Illegal mining is destroying lives in the communities, with no sufficient or adequate response from the State to the cries for help coming from the affected territories. We still don't know how to solve this problem, what paths to take, or who to work with. And right now, the entire world is talking about the so-called green energy transition, in which Bolivia, given its lithium reserves, is set to play a leading role.
One of the sisters helping to translate at our meetings into Aymara and Quechua, Doña Marina, told us, “It's very complicated to translate what experts tell us about energy transition and transition minerals. There are no words in our language to describe what they're saying. If it's already very difficult for me, imagine for the communities that will be affected. It pains me greatly; it saddens me to know how my brothers and sisters suffer. But this won't stop because people are deaf. They only want wealth, money; their minds are focused on making money without caring about others. I hope that when they hear the voices of their brothers and sisters, their hearts will feel for them, and we can do something to change.”
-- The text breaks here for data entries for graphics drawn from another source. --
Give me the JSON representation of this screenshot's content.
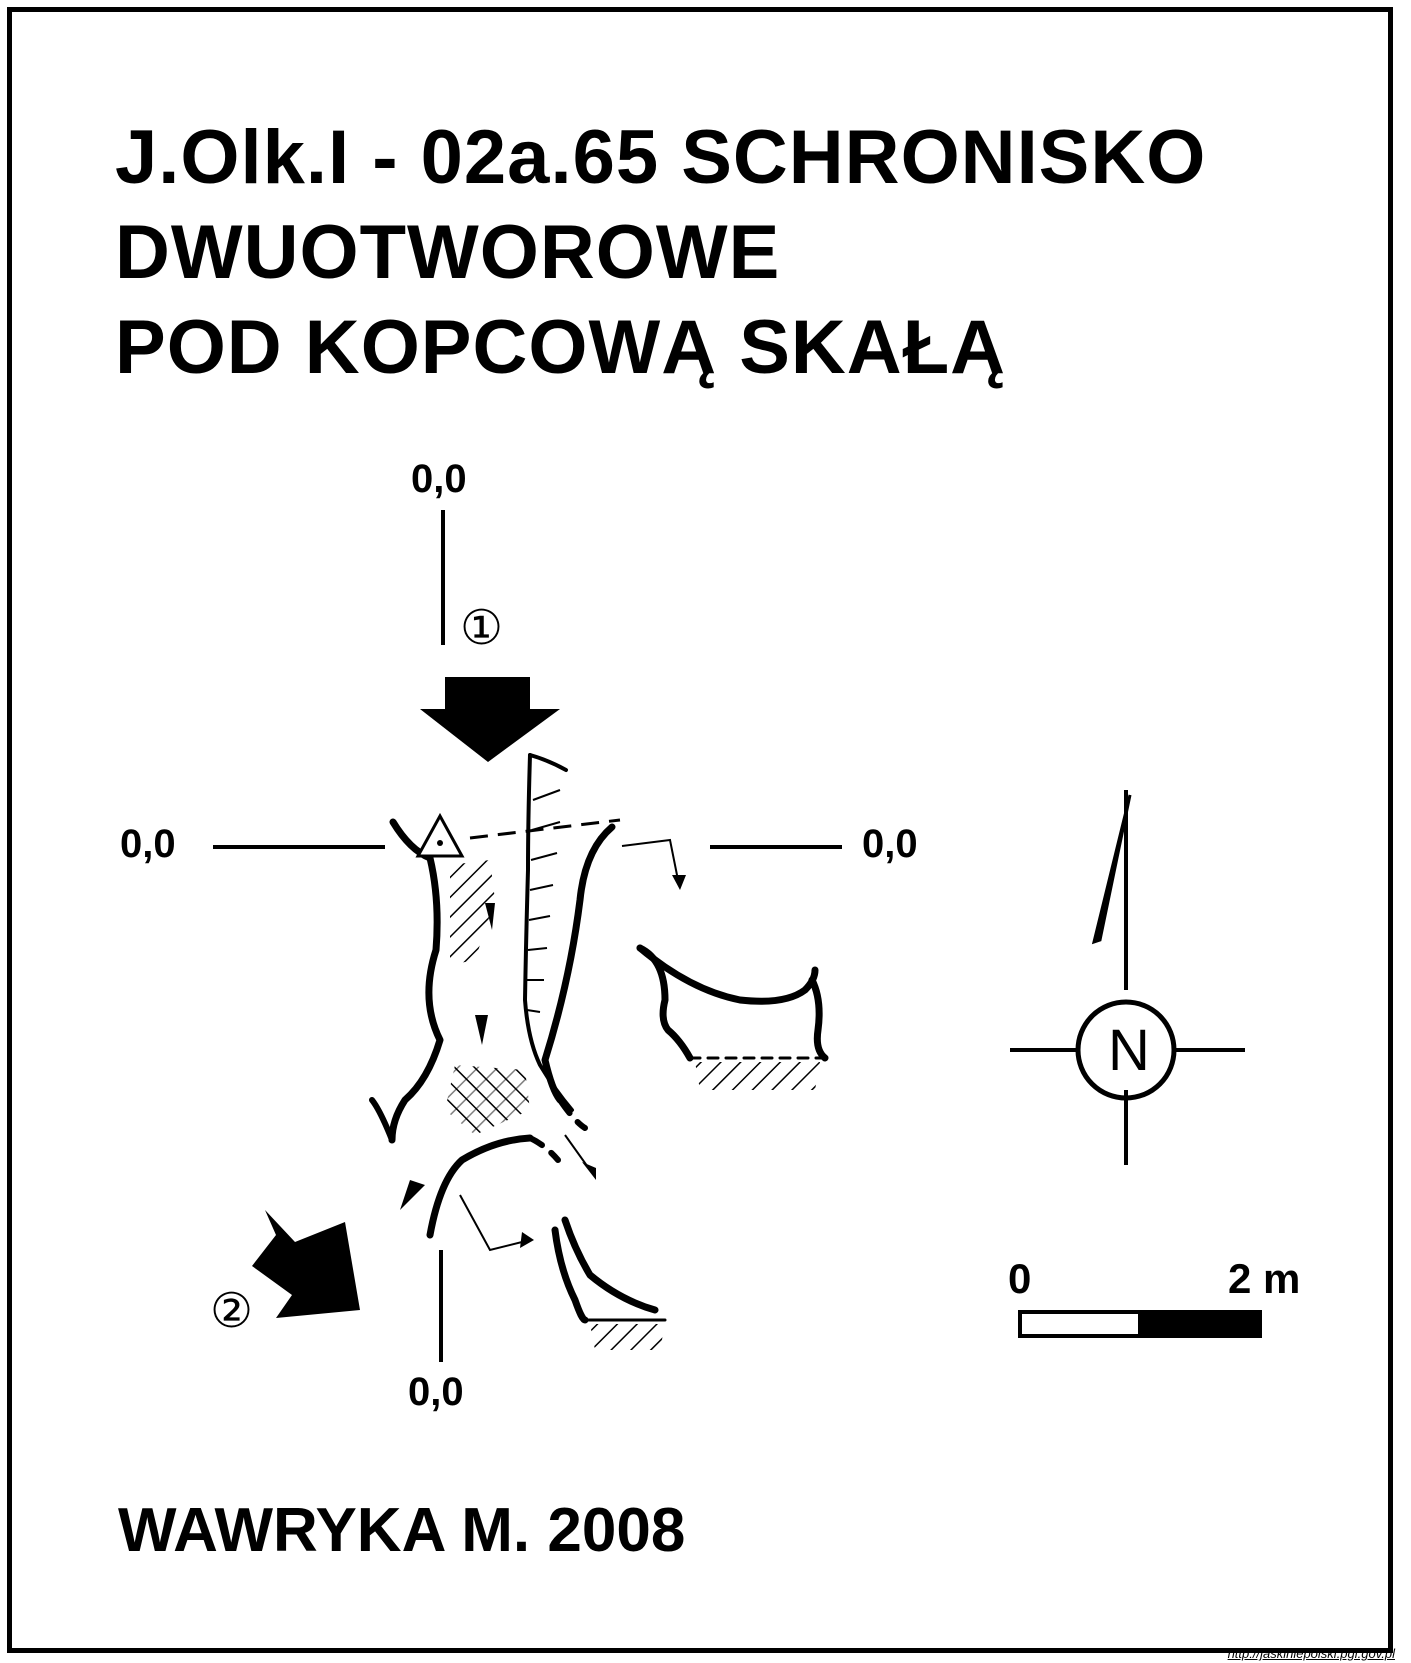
{
  "title": {
    "line1": "J.Olk.I - 02a.65  SCHRONISKO",
    "line2": "DWUOTWOROWE",
    "line3": "POD KOPCOWĄ SKAŁĄ"
  },
  "section_labels": {
    "top": "0,0",
    "left": "0,0",
    "right": "0,0",
    "bottom": "0,0"
  },
  "entrances": {
    "entrance_1": "①",
    "entrance_2": "②"
  },
  "north_arrow": {
    "label": "N"
  },
  "scale_bar": {
    "start": "0",
    "end": "2 m"
  },
  "author": "WAWRYKA M. 2008",
  "source_url": "http://jaskiniepolski.pgi.gov.pl"
}
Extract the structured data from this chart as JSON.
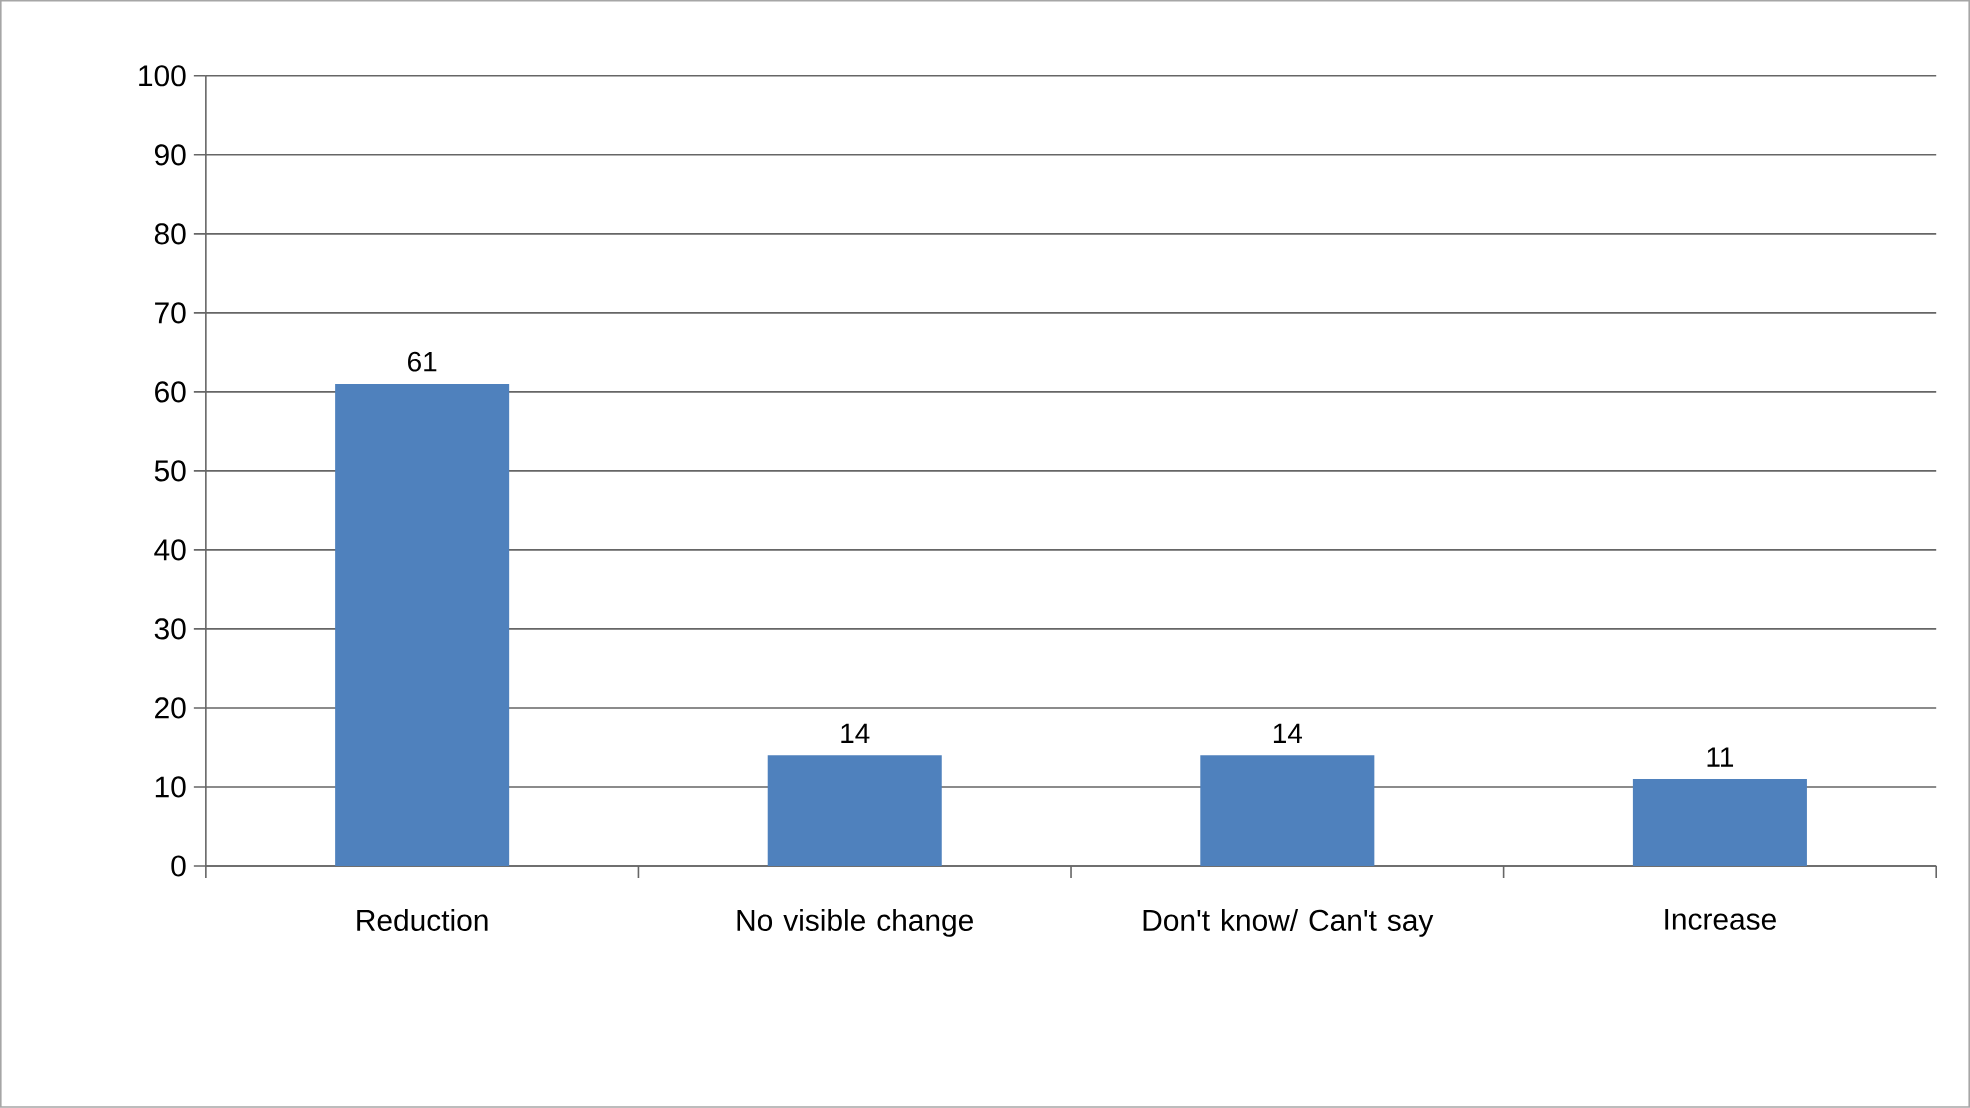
{
  "chart_data": {
    "type": "bar",
    "categories": [
      "Reduction",
      "No visible change",
      "Don't know/ Can't say",
      "Increase"
    ],
    "values": [
      61,
      14,
      14,
      11
    ],
    "color": "#4f81bd",
    "ylim": [
      0,
      100
    ],
    "yticks": [
      0,
      10,
      20,
      30,
      40,
      50,
      60,
      70,
      80,
      90,
      100
    ],
    "grid": "y",
    "data_labels": true
  }
}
As to how we can take action, Aurelia offered, “There are many threads we can unravel. First, a greater dialogue about what mining means. We still see the miner from the great mining struggle of the ‘70s, ‘80s, and even the ‘90s, but now we no longer know how that sector is composed. When we talk about illegal mining, we're talking about criminals, about private entrepreneurs who are taking advantage of regulations, about private transnational companies that are operating here in the country camouflaged as the mining sector. So, first, it's necessary to talk about what the mining sector is today and what it represents. We ask if there is a real intention, today, to lift the country out of poverty or rather, is there a process of capitalist bureaucratization of the mining sector? The second is to talk about what areas we are willing to sacrifice in the country and why we are going to sacrifice them. And the third is to talk about how we are paying for mining with the bodies of children and women, because we don't have health centers that investigate the consequences of mining pollution. We must begin to talk about these three things and then talk about other topics.”
We recognize ourselves in these urgent and necessary encounters with territories, communities, and people who struggle, resist, and exist in their spaces. From there, they nurture and defend life, water, land, and forests, and show us other paths that gradually build the horizon of bien vivir: a harmonious existence with and among Indigenous Peoples and Nations alongside our Mother Earth.
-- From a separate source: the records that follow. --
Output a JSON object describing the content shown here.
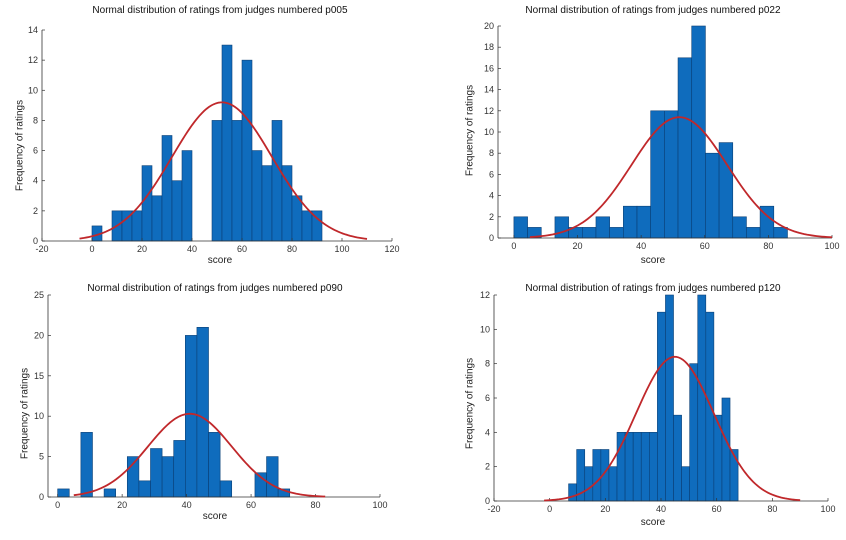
{
  "chart_data": [
    {
      "type": "bar",
      "title": "Normal distribution of ratings from judges numbered p005",
      "xlabel": "score",
      "ylabel": "Frequency of ratings",
      "xlim": [
        -20,
        120
      ],
      "ylim": [
        0,
        14
      ],
      "xticks": [
        -20,
        0,
        20,
        40,
        60,
        80,
        100,
        120
      ],
      "yticks": [
        0,
        2,
        4,
        6,
        8,
        10,
        12,
        14
      ],
      "bin_width": 4,
      "bins_x": [
        0,
        8,
        12,
        16,
        20,
        24,
        28,
        32,
        36,
        48,
        52,
        56,
        60,
        64,
        68,
        72,
        76,
        80,
        84,
        88
      ],
      "values": [
        1,
        2,
        2,
        2,
        5,
        3,
        7,
        4,
        6,
        8,
        13,
        8,
        12,
        6,
        5,
        8,
        5,
        3,
        2,
        2
      ],
      "fit": {
        "mean": 52,
        "peak": 9.2,
        "std": 20,
        "range": [
          -5,
          110
        ]
      }
    },
    {
      "type": "bar",
      "title": "Normal distribution of ratings from judges numbered p022",
      "xlabel": "score",
      "ylabel": "Frequency of ratings",
      "xlim": [
        -5,
        100
      ],
      "ylim": [
        0,
        20
      ],
      "xticks": [
        0,
        20,
        40,
        60,
        80,
        100
      ],
      "yticks": [
        0,
        2,
        4,
        6,
        8,
        10,
        12,
        14,
        16,
        18,
        20
      ],
      "bin_width": 4.3,
      "bins_x": [
        0,
        4.3,
        8.6,
        12.9,
        17.2,
        21.5,
        25.8,
        30.1,
        34.4,
        38.7,
        43,
        47.3,
        51.6,
        55.9,
        60.2,
        64.5,
        68.8,
        73.1,
        77.4,
        81.7
      ],
      "values": [
        2,
        1,
        0,
        2,
        1,
        1,
        2,
        1,
        3,
        3,
        12,
        12,
        17,
        20,
        8,
        9,
        2,
        1,
        3,
        1
      ],
      "fit": {
        "mean": 52,
        "peak": 11.4,
        "std": 15,
        "range": [
          5,
          100
        ]
      }
    },
    {
      "type": "bar",
      "title": "Normal distribution of ratings from judges numbered p090",
      "xlabel": "score",
      "ylabel": "Frequency of ratings",
      "xlim": [
        -3,
        100
      ],
      "ylim": [
        0,
        25
      ],
      "xticks": [
        0,
        20,
        40,
        60,
        80,
        100
      ],
      "yticks": [
        0,
        5,
        10,
        15,
        20,
        25
      ],
      "bin_width": 3.6,
      "bins_x": [
        0,
        7.2,
        14.4,
        21.6,
        25.2,
        28.8,
        32.4,
        36,
        39.6,
        43.2,
        46.8,
        50.4,
        61.2,
        64.8,
        68.4
      ],
      "values": [
        1,
        8,
        1,
        5,
        2,
        6,
        5,
        7,
        20,
        21,
        8,
        2,
        3,
        5,
        1
      ],
      "fit": {
        "mean": 41,
        "peak": 10.3,
        "std": 13,
        "range": [
          5,
          83
        ]
      }
    },
    {
      "type": "bar",
      "title": "Normal distribution of ratings from judges numbered p120",
      "xlabel": "score",
      "ylabel": "Frequency of ratings",
      "xlim": [
        -20,
        100
      ],
      "ylim": [
        0,
        12
      ],
      "xticks": [
        -20,
        0,
        20,
        40,
        60,
        80,
        100
      ],
      "yticks": [
        0,
        2,
        4,
        6,
        8,
        10,
        12
      ],
      "bin_width": 2.9,
      "bins_x": [
        6.8,
        9.7,
        12.6,
        15.5,
        18.4,
        21.3,
        24.2,
        27.1,
        30,
        32.9,
        35.8,
        38.7,
        41.6,
        44.5,
        47.4,
        50.3,
        53.2,
        56.1,
        59,
        61.9,
        64.8
      ],
      "values": [
        1,
        3,
        2,
        3,
        3,
        2,
        4,
        4,
        4,
        4,
        4,
        11,
        12,
        5,
        2,
        8,
        12,
        11,
        5,
        6,
        3
      ],
      "fit": {
        "mean": 45,
        "peak": 8.4,
        "std": 14,
        "range": [
          -2,
          90
        ]
      }
    }
  ]
}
We conclude with the words of Mary Luz from the Totoral Chico community of the Ayllu Acre Antequera: “Our parents died with that dream of living in freedom, of living a peaceful and dignified life. It hasn't happened [yet], but we will not falter. Rather, we will stand strong, even firmer, until the end. May our voice echo and be heard in Bolivia and throughout the world, saying that we will not falter.”
In 2024, Wayna Tambo – Diversity Network was supported by the Indigenous Community Media Fund, which provides opportunities for international Indigenous radio stations to strengthen their infrastructure and broadcast systems and creates training opportunities in journalism, broadcasting, audio editing, technical skills, and more for radio journalists from Indigenous communities around the world. In 2024, the Indigenous Community Media Fund supported diverse communities with 57 grants totaling $480,000 to Indigenous community media outlets in 25 countries across the Americas, Africa, and Asia, including Argentina, Bangladesh, Bolivia, Botswana, Brazil, Chile, Ecuador, Colombia, the Democratic Republic of Congo, El Salvador, Guatemala, India, Kenya, Mexico, Nepal, Nigeria, Peru, the Philippines, Senegal, South Africa, Tanzania, the United States, Venezuela, and Zimbabwe.